Never confuse the truth with the instrument. Sometimes people do and are converted to a person and not to Christ or Truth. So when the person fails, the poor dear soul is swept off his feet. After several years in the school of the Spirit, this boy met me. The very first thing he did was to grab me and give me a most terrific bear hug. And as he did so he was crying and saying,

Oh, Follette, I love you now! I love you and know what you were saying. Oh, Follette, isn’t it all wonderful?”

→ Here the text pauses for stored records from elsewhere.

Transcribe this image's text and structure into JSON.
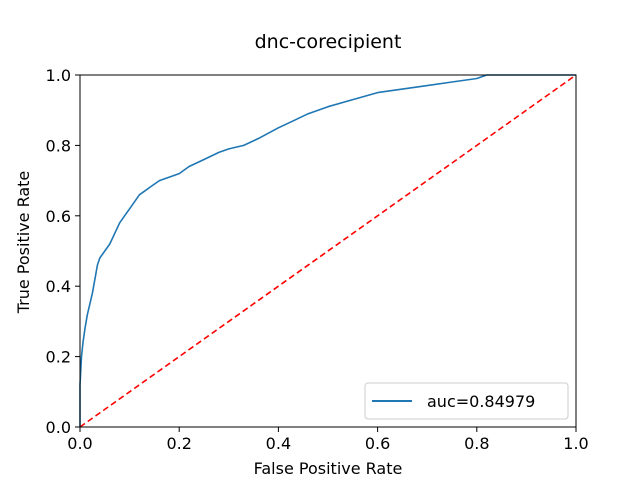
{
  "chart_data": {
    "type": "line",
    "title": "dnc-corecipient",
    "xlabel": "False Positive Rate",
    "ylabel": "True Positive Rate",
    "xlim": [
      0.0,
      1.0
    ],
    "ylim": [
      0.0,
      1.0
    ],
    "xticks": [
      "0.0",
      "0.2",
      "0.4",
      "0.6",
      "0.8",
      "1.0"
    ],
    "yticks": [
      "0.0",
      "0.2",
      "0.4",
      "0.6",
      "0.8",
      "1.0"
    ],
    "grid": false,
    "legend_position": "lower-right",
    "series": [
      {
        "name": "auc=0.84979",
        "color": "#1f77b4",
        "style": "solid",
        "x": [
          0.0,
          0.0,
          0.003,
          0.006,
          0.01,
          0.015,
          0.02,
          0.025,
          0.03,
          0.035,
          0.04,
          0.05,
          0.06,
          0.07,
          0.08,
          0.09,
          0.1,
          0.11,
          0.12,
          0.13,
          0.14,
          0.15,
          0.16,
          0.18,
          0.2,
          0.22,
          0.25,
          0.28,
          0.3,
          0.33,
          0.36,
          0.4,
          0.43,
          0.46,
          0.5,
          0.55,
          0.6,
          0.65,
          0.7,
          0.75,
          0.8,
          0.82,
          0.85,
          0.9,
          0.95,
          1.0
        ],
        "y": [
          0.0,
          0.12,
          0.2,
          0.24,
          0.28,
          0.32,
          0.35,
          0.38,
          0.42,
          0.46,
          0.48,
          0.5,
          0.52,
          0.55,
          0.58,
          0.6,
          0.62,
          0.64,
          0.66,
          0.67,
          0.68,
          0.69,
          0.7,
          0.71,
          0.72,
          0.74,
          0.76,
          0.78,
          0.79,
          0.8,
          0.82,
          0.85,
          0.87,
          0.89,
          0.91,
          0.93,
          0.95,
          0.96,
          0.97,
          0.98,
          0.99,
          1.0,
          1.0,
          1.0,
          1.0,
          1.0
        ]
      },
      {
        "color": "#ff0000",
        "style": "dashed",
        "x": [
          0.0,
          1.0
        ],
        "y": [
          0.0,
          1.0
        ]
      }
    ]
  }
}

Today he is a strong, fine worker and God’s seal is upon him in marked fashion. I am sure, too, that he is not praying about martyrdom—but something very much nearer where he is living. Thank God! So let us not pray extravagant prayers. Don’t bother asking God for grace for such things when you can’t get victory over a dishpan or something less. To get a victory over as small a thing as that, is often a test of real character and faith. So Peter had been making some very bold and extreme statements about his love and devotion to his Lord.